Ali Ağaoğlu bu soruya gayet net (!) cevap vermişti:
“Dolar 7 lirayı da geçebilir, 6 liranın da altına inebilir.”
Dolayısıyla durum ortada!..
Piyasa tahmini yaparken kesin bir dille konuşmamak en önemli konu. Rakamları iyi okumak ve analiz etmek, virüsle savaşın gidişatını görerek buna göre yatırım kararlarını almak sizlere kalmış. Bu yüzden şu günlerde, “Bak bu hisse buraya düşerse kesin alın, buradan da aşağısını görmez hiç kaçırmayın ya da çok daha düşecek borsa ne varsa elinizde satın” gibi söylemlerinin peşine takılmamak gerek.
Aslında bunun “Koronaya karşı kelle paça çorba için size bir şey olmaz” diyen Prof.

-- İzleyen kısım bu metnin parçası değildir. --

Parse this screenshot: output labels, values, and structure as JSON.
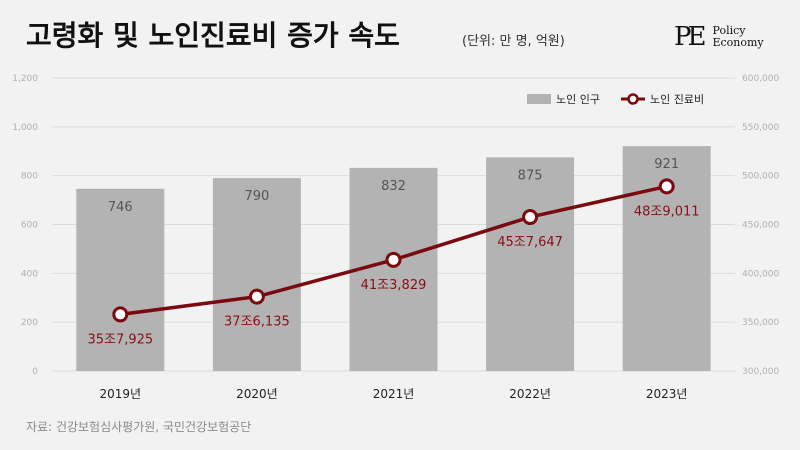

Dr. Canan Karatay, “Olayın altında ekonomik ambargo var” diyen Doç. Dr. Yavuz Dizdar, ya da “Türklerin geni kuvvetli, turşu yerseniz hiçbir şey olmaz ve şu takviye ilacını alırsanız virüs size hiç bulaşmaz” diyen uzmanların, şarkıcıların söylemlerinden pek bir farkı yok.
Güvenilir kaynaklar
“Tamam haklısın ama peki biz şimdi ne yapalım diyorsunuz?” ve de haklısınız. O zaman virüsün şu anki seyrine ve savaşın ne zaman biteceğine yönelik sağlam kaynaklardan öngörülere göz atmakta yarar var. (Korona Notları’nın önceki yazılarında birçok ünlü ekonomistin gelecek tahminlerini aktarmıştık.)
Bilmediğimizi bilmediğimiz!..
Bunlara ek olarak, gelecek öngörüsü noktasında, şu anki gibi virüs salgınıyla mücadele olmasa da geçmişteki bir sözü burada hatırlatmakta fayda görüyorum.

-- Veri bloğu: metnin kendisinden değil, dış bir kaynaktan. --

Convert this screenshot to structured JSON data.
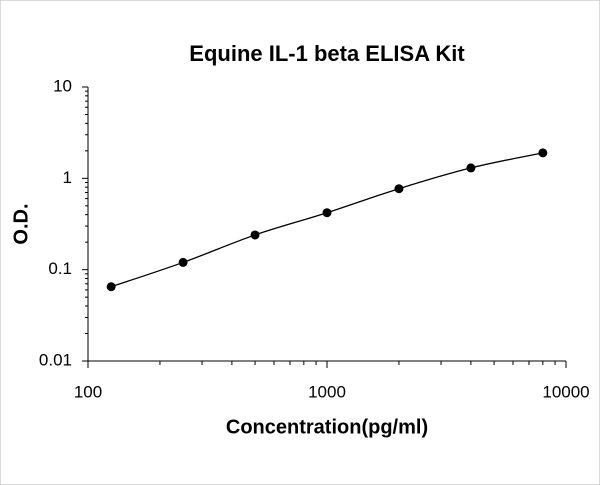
{
  "chart_data": {
    "type": "scatter",
    "title": "Equine IL-1 beta ELISA Kit",
    "x_label": "Concentration(pg/ml)",
    "y_label": "O.D.",
    "x": [
      125,
      250,
      500,
      1000,
      2000,
      4000,
      8000
    ],
    "values": [
      0.065,
      0.12,
      0.24,
      0.42,
      0.77,
      1.3,
      1.9
    ],
    "color": "#000000",
    "trendline": true,
    "xlim": [
      100,
      10000
    ],
    "xticks": [
      100,
      1000,
      10000
    ],
    "xscale": "log",
    "ylim": [
      0.01,
      10
    ],
    "yticks": [
      0.01,
      0.1,
      1,
      10
    ],
    "yscale": "log"
  }
}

Körfez Savaşı öncesinde 2002’de ABD Savunma Bakanı Donald Rumsfeld şöyle demişti:
“Bildiğimizi bildiğimiz şeyler vardır. Bir de bilmediğimizi bildiğimiz şeyler vardır. Ancak bilmediğimizi bilmediğimiz şeyler de vardır ki bu savaşta onlardan kaçınmalıyız…”
Koronavirüsüyle ilgili olarak hem bilmediğimizi bildiğimiz hem de bilmediğimizi bilmediğimiz pek çok şey var.
O nedenle bize gelen, doğruları işin uzmanları tarafından teyit edilmemiş bilgiler; ne koronavirüs ile savaşta, ne ekonomik mücadelede ne de yatırım tavsiyelerinde yararlı olmayacak, zarar verecektir.
Hangi sektörler kazandırır?
Elbette salgının atlatılması sonrası borsada öne çıkan sektörler ve hisseler olacak. Bu konuda piyasa yazarımız Zeynep Aktaş’a danıştım;
“Havacılık hisseleri iki ay içerisinde yüzde 50 değer kaybetti. Salgın sonrasında en fazla öne çıkacak sektörler ulaştırma ve turizm. Bankalar ve futbol kulüpleri ardından geliyor. Reel sektörde de hasarın boyutuna göre değer artışları gündeme gelecektir. Ayrıca virüsün gündemde kaldığı süreçte borsada gıda, perakende ticaret, sağlık hizmetleri ilgi görecek.”